Yields12 ServingsPrep Time20 minsCook Time15 minsTotal Time35 mins

 ½ cup Dark Mexican beer
 ½ cup Flour
 ¼ tsp Salt
 1 lb White fish filets (such as cod or halibut), cut in 1 ½” pieces
 Vegetable oil for frying
 12 El Comal Soft Taco Flour Tortillas
 Shredded cabbage
 Chopped tomato
 Lime juice
 Chipotle crema
Chipotle Crema
 Makes 1 ½ cups
 1 cup Mexican crema
 3 Chipotle chiles in adobo + 1 tablespoon adobo
 Juice of 1 lime

Whisk together, beer, flour and salt in a large bowl.


Heat 1 ½ inches of oil in depth in a large skillet over medium heat.


Dip fish pieces in batter, covering evenly. Working in batches, immediately transfer to hot oil.
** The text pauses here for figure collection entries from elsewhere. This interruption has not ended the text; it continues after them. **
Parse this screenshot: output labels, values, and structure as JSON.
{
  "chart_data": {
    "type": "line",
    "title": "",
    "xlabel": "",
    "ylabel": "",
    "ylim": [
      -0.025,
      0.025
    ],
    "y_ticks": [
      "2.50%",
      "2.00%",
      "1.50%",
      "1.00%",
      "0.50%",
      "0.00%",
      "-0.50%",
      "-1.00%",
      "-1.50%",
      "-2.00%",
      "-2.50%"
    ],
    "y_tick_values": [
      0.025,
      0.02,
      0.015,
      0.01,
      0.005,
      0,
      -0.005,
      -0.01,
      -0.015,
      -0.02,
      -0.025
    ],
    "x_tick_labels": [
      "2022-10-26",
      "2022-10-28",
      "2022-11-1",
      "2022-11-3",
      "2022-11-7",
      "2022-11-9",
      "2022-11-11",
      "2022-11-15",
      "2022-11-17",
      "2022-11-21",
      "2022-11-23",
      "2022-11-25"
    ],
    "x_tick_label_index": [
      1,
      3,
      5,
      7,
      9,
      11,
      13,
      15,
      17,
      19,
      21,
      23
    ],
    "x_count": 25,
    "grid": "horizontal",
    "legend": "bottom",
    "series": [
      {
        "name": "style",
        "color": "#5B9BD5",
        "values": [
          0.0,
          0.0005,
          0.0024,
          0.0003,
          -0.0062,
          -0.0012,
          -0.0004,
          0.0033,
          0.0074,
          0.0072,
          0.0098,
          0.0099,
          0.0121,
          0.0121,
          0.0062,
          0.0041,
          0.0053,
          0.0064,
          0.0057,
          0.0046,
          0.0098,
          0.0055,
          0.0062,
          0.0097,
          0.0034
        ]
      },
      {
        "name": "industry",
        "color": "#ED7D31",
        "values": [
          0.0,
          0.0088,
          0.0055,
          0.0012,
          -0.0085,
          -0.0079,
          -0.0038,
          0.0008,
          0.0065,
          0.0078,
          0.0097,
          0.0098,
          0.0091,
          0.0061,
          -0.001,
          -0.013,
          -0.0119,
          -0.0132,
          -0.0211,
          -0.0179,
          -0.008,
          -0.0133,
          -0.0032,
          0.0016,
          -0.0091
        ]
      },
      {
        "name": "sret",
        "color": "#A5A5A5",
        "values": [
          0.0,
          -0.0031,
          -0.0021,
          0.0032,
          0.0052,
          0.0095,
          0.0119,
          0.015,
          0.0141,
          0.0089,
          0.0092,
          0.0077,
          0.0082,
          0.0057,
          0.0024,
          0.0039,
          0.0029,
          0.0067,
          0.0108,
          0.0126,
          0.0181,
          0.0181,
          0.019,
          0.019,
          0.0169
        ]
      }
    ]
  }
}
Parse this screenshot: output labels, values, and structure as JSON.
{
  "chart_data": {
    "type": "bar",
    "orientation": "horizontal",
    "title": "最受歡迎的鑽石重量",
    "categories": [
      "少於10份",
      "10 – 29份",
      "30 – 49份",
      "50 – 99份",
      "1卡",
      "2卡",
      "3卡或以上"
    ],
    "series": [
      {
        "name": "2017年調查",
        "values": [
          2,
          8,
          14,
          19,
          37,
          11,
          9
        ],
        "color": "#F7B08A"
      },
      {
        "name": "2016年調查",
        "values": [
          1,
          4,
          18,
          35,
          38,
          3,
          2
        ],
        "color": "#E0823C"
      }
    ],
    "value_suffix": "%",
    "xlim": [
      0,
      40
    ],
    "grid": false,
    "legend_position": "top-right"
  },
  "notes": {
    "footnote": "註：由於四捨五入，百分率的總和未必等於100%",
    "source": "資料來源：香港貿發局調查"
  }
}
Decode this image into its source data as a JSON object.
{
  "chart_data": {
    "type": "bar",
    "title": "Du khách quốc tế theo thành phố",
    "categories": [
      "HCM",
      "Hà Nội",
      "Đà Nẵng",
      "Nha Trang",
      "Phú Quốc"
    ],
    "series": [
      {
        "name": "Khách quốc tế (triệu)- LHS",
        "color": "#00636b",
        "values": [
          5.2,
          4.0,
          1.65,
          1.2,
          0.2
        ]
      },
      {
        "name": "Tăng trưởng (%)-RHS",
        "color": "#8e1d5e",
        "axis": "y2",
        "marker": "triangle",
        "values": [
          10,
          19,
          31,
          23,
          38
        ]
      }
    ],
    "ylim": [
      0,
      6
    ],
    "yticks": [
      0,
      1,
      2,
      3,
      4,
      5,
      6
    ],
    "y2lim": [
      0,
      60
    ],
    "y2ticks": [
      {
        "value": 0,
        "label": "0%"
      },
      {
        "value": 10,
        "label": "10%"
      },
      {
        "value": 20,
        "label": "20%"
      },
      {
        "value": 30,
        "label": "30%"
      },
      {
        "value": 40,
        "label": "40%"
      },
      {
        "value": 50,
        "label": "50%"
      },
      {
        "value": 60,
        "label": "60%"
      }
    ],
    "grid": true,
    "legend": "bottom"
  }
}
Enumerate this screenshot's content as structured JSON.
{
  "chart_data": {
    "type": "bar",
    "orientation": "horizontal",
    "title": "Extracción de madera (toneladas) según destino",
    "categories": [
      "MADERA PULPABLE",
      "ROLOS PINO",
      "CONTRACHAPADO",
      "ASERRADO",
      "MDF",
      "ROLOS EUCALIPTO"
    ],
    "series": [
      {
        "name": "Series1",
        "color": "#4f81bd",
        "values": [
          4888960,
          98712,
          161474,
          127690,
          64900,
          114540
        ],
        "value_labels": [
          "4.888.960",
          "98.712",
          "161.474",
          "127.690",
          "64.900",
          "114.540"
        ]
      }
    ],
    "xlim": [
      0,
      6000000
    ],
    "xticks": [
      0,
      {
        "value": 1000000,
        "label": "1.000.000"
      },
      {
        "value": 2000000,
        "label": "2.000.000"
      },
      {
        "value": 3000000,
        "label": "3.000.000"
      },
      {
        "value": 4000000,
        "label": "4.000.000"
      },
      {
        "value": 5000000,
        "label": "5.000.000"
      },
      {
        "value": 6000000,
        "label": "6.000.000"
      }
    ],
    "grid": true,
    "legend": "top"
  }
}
Fry for 2 minutes or until golden brown. Transfer to paper towel lined plate to absorb any excess oil.


Heat tortillas. Place a few pieces of fish, top with cabbage, tomato, cilantro a sprinkle of lime juice and a drizzle of chipotle crema.

Directions for Chipotle Crema:

Place all ingredients in a blender or food processor. Blend until smooth. Transfer to a serving bowl.